Rich the Kid. We had a mutual friend, and he came to the store and purchased a few chains. He was best friends with the Migos at the time, and he told them about me. That's when I started doing custom work. I just made a few pieces for them—the YRN logo or the Migo Gang logo. It went from them to the whole QC [Quality Control Music] camp including P, who's the CEO, Lil Baby, Lil Yachty, who has a strong affection for jewelry, the City Girls. Migos and QC really was the springboard for me working with artists.

You said you weren’t always doing custom work. Was it hard to learn that aspect of the business?
Custom work was not so prevalent in the jewelry world until recently. The manufacturing capabilities have made the custom projects more streamlined. It was a very one-off type thing for us. We always took custom orders but to be able to streamline it from conception to production in a month was the challenging part. I purchased a factory that had the tools to streamline that process. That was a big precursor for the growth of my custom business.

Is there a custom piece that you're most proud of?
I'm more excited about the pieces that we're building right now. I'm always trying to push the envelope.

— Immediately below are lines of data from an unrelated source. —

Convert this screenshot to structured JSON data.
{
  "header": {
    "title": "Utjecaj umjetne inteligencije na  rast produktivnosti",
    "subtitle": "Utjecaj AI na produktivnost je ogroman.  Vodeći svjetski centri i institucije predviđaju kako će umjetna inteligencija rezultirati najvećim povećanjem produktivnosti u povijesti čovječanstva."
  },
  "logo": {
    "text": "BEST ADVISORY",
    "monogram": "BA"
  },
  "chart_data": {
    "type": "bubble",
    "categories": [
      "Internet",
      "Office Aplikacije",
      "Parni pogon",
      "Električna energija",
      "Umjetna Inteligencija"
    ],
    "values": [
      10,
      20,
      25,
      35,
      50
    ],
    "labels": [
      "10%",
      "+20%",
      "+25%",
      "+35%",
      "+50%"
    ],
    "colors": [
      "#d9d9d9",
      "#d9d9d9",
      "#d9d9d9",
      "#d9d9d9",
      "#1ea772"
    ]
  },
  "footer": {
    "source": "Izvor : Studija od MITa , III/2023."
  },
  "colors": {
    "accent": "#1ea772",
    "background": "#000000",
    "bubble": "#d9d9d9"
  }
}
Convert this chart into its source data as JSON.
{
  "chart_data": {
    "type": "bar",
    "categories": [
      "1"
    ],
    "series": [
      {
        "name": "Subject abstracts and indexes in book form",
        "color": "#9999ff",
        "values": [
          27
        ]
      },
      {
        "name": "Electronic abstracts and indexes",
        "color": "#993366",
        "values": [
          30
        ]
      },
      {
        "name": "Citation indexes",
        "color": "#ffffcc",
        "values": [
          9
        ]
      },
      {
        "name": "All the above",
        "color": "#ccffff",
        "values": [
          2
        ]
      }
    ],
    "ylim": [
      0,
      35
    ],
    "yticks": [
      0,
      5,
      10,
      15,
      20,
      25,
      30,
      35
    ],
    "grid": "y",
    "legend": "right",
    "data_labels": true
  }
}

So I think the ones that I'm most proud of haven't been finished yet. And it might be the same answer next year. [Laughs.]

What are your goals looking forward to 2024 and beyond?
Just to stay busy and keep pushing the envelope. There's plenty of great jewelers in the business that keep us on our toes, so my goal is always to not get complacent. 

There's pieces that I'm working on now that will break the Internet when we post them.